# High bar squat technique



## Matt Beasley (Feb 2, 2010)

Really need some help getting this sorted. I've got bar placement down, but the actual movement itself feels a bit odd, switching over from low bar squats and all. My instinct is always to push my hips back and sit back rather than down, but I know I need to stay more upright and the keep the bar in line with the middle of my foot.

I know to keep my back more upright, I know that a narrower stance and a deeper squat is better to use, but it's just actual movement itself that I'm not yet confident with. Anyone got any cues or method they've learnt/ think of that helps them do a good high bar squat? Cheers


----------



## 1Tonne (Jun 6, 2010)

I've learnt no matter what you read and watch, everyone does things differently. If you are strong and comfortable then chances are your going to get it done. I don't do narrow stance cos it doesn't feel right. Get much deeper with feet slightly wider. Everyone is different mate. If you got a technique that suits you and is safe then stick at it.


----------



## Syko (May 18, 2010)

High bar and low bar?

Whats the diffrence apart from bar placement?


----------



## Matt Beasley (Feb 2, 2010)

Good advice 1Tonne, just trying to make sure I do it properly. It involves the knees travelling forward a lot more, but I don't wanna end up injuring them thinking it's part of the form, and just need some advice on adjusting.

Syko- since the bar is placed differently the back angle changes as well, as you need to keep the bar more or less above the centre of your foot throughout the squat for balance and safety.

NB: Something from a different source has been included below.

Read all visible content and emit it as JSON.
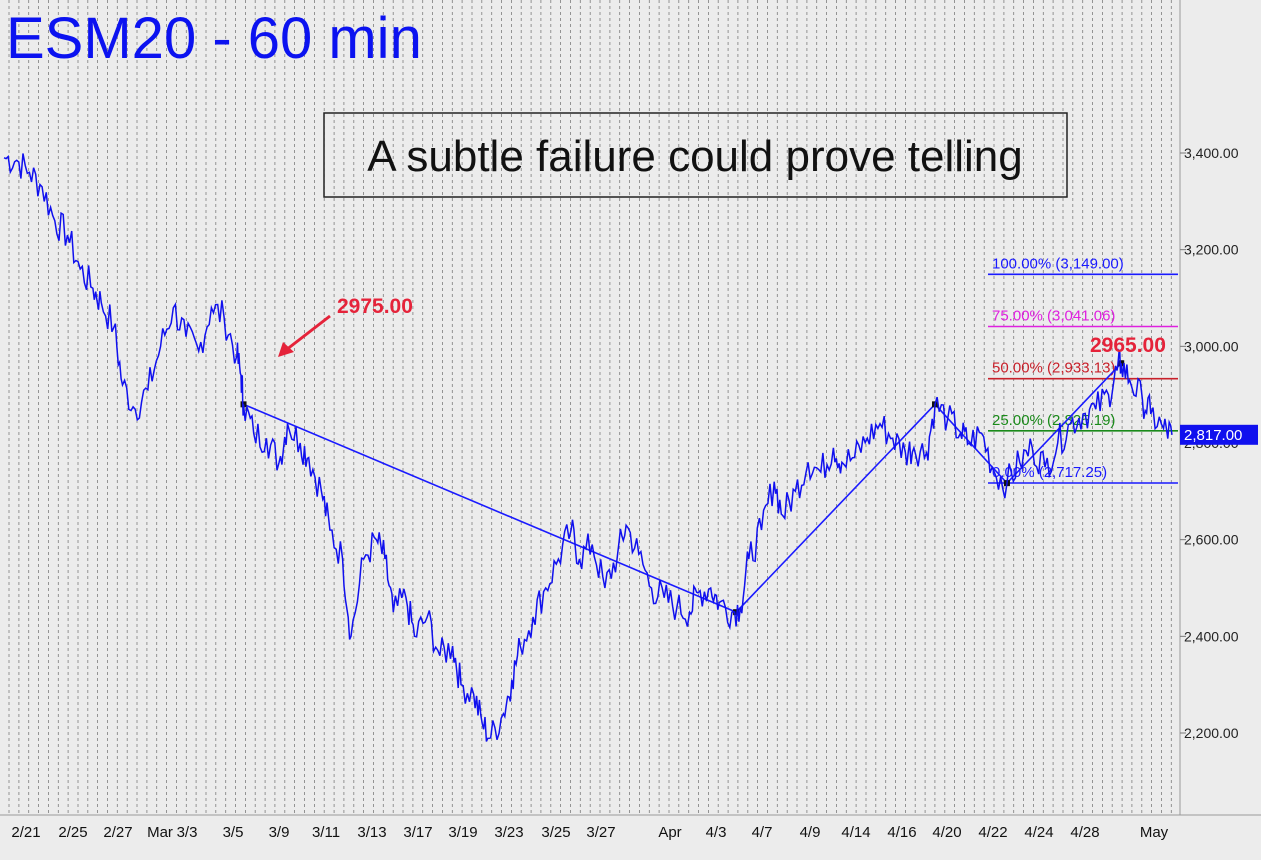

That's why low bar squats have you leaning forward in the bottom of the hole (bar lower on back, leaning forward shortens the distance from the centre of foot) and the high bar squats have your back more upright, to prevent the weight from throwing you off balance.


----------



## Syko (May 18, 2010)

Now i understand, thanks for that 

I always place the bar where it is in my avatar

If i have it any further up its uncomftable and i end up with marks across my back / shoulders


----------



## BLUTOS (Mar 5, 2005)

Have a butchers at this, might help?


----------



## Matt Beasley (Feb 2, 2010)

Thanks for that vid Blutos, huge help. Looks like it IS a case of breaking at the knees first, but not focusing on jamming them as far forward as I can. Thanks again mate.


----------